The shaky energy loans are held by many small and medium-sized banks--especially those in the West and Southwest, where much of the exploration, drilling and production occurs.

Penn Square National Bank, whose failure last July sent shock waves through the banking industry, was a major lender to oil drillers and oil service companies. Penn Square was a relatively new bank that grew rapidly by making oil loans. Many of its loans were made to poorly capitalized companies that were early victims to the sudden downturn in the Texas and Oklahoma oil economy.

With the recession in the oil lands continuing, many other energy banks and their customers are still to feel the impact.

"It's strange to think, isn't it, that Texas may be the weak link in the U.S. banking system?" remarked one top bank regulatory official.

Because of the seriousness of the recession, there are many links that are strained, observes Albert R. Gamper Jr., senior vice president in charge of corporate planning for Manufacturers Hanover Trust Co. "It's a cross-section of the economy," Gamper said of the trouble spots. He noted there is a long list of major companies that have gone bankrupt: Wickes Cos., a major retailer; NuCorp, a major energy company; Braniff, a major airline.

A number of other major companies remain on the ropes, including International Harvester, Tiger International, and Pan American, although the recent surge in airline travel is a godsend for Pan Am, analysts said. The failure of these companies would add to the strain on their bankers.

In addition, in many major cities there is a glut of new office buildings that have been financed by banks but so far not occupied by tenants.

If the banking industry has an overload of nonperforming assets, it also has a potload of cash to lend or otherwise invest. Money market deposit accounts, authorized by federal regulators last December to enable financial institutions to compete with money market mutual funds, have attracted tens of billions of new dollars.

Drexel Burnham's Fuller said the only large market open to banks in the near future is the consumer.
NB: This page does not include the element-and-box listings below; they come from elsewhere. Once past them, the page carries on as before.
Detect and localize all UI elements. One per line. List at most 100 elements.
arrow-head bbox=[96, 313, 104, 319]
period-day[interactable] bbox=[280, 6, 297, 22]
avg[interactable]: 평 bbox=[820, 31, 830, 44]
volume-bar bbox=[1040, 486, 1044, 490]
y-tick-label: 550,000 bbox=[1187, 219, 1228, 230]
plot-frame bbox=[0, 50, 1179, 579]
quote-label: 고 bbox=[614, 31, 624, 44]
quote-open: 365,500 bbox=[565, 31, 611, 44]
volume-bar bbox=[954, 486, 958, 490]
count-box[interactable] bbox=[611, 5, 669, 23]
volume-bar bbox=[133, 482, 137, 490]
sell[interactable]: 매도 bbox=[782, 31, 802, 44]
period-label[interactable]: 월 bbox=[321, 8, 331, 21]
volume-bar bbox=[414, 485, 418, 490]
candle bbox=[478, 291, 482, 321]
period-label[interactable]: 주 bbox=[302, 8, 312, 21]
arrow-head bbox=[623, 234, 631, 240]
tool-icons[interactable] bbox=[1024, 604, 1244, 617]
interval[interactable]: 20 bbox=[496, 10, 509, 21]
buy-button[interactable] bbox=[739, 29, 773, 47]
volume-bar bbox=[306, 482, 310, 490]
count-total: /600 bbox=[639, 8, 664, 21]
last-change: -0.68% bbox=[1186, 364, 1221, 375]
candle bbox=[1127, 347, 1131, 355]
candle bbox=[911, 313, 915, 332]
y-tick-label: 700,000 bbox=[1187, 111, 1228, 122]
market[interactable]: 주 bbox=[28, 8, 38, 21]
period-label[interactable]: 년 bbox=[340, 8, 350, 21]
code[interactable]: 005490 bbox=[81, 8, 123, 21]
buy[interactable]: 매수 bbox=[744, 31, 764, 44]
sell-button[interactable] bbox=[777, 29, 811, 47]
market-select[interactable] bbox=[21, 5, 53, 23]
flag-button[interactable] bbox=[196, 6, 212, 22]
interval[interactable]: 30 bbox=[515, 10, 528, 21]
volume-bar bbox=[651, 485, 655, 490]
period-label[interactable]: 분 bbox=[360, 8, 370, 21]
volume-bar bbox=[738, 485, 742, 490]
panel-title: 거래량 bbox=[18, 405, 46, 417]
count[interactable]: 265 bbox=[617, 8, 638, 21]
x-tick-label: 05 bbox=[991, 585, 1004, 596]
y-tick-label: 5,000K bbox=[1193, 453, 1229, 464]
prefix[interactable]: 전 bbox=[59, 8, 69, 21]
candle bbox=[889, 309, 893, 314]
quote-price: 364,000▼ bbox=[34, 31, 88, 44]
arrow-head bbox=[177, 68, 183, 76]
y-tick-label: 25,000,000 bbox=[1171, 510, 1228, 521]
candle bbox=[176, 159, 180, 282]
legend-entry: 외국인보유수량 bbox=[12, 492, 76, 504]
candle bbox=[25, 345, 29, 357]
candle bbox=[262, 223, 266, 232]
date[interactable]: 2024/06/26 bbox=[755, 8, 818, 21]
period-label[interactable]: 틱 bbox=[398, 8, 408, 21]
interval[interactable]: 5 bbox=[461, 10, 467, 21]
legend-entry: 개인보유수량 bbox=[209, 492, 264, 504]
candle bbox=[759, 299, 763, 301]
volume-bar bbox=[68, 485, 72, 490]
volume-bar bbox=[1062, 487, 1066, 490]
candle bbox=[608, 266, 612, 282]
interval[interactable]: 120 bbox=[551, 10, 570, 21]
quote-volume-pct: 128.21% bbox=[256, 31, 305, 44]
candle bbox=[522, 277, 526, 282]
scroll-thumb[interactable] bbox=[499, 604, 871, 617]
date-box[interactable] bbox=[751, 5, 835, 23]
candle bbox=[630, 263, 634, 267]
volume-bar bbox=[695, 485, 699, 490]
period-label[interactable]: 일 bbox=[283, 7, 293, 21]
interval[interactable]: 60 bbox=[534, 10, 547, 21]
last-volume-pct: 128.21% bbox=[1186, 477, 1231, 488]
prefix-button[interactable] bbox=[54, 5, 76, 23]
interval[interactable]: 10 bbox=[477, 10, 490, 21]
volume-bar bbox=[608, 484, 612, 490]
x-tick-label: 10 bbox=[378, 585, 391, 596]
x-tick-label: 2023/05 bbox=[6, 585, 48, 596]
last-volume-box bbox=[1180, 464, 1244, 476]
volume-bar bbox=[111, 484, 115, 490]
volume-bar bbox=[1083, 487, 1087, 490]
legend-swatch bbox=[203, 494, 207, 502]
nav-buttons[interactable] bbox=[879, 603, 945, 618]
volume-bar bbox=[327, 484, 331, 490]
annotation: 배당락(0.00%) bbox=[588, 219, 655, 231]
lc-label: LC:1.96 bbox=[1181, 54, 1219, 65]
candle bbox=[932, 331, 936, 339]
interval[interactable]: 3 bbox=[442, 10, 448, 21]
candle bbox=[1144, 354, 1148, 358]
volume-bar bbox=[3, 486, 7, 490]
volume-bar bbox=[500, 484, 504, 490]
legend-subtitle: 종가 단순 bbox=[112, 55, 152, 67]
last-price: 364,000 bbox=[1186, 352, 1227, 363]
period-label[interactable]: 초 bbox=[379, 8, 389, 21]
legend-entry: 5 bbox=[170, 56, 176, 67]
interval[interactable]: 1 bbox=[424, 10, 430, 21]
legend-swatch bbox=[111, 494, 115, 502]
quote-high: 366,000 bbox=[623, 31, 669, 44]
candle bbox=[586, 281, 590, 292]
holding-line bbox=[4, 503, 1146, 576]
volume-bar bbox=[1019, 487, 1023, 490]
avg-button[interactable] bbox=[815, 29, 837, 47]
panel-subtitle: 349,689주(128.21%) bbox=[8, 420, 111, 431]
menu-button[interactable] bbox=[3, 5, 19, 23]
Commercial and industrial loans will be flat or declining for the next year or more--as most companies seek to replace short-term bank debt with long-term bonds and need to borrow less because their cash flow improves in a recovery.

Banks will make as few international loans as they can. Commercial real estate lending also will decline.

"Banks have been reluctant to lower consumer interest rates too much," Fuller said. At the current level, he said, consumer loans return a very high margin, an important consideration for bank officials trying to maximize income at a time when more and more loans are going sour.

"But if they're going to get profits growing, they've got to get new loan business," Fuller said.

Consumers, however, are very sensitive to rates. The automobile companies, which have been offering rates as low as 8.8 percent on new car loans, have cut the banks out of the auto market.

"They've got to cut consumer loan rates," Fuller said.

Like all interest rates, consumer rates have come down in the last year, although not as fast as other rates. But a big cut in consumer loan rates will be bitterly resisted by many banks, especially larger ones. Many banks have spent the last five years trying to acclimate consumers to paying higher rates. Many banks have moved their credit card operations to South Dakota or Delaware to avoid usury laws in their home states.

But one banker noted the consumer will be a strong, good borrower if the banks go after the business. "We can't sit around and wait for corporations. We don't want to boost international lending too much. For the next six months to a year, the consumer should be our best customer."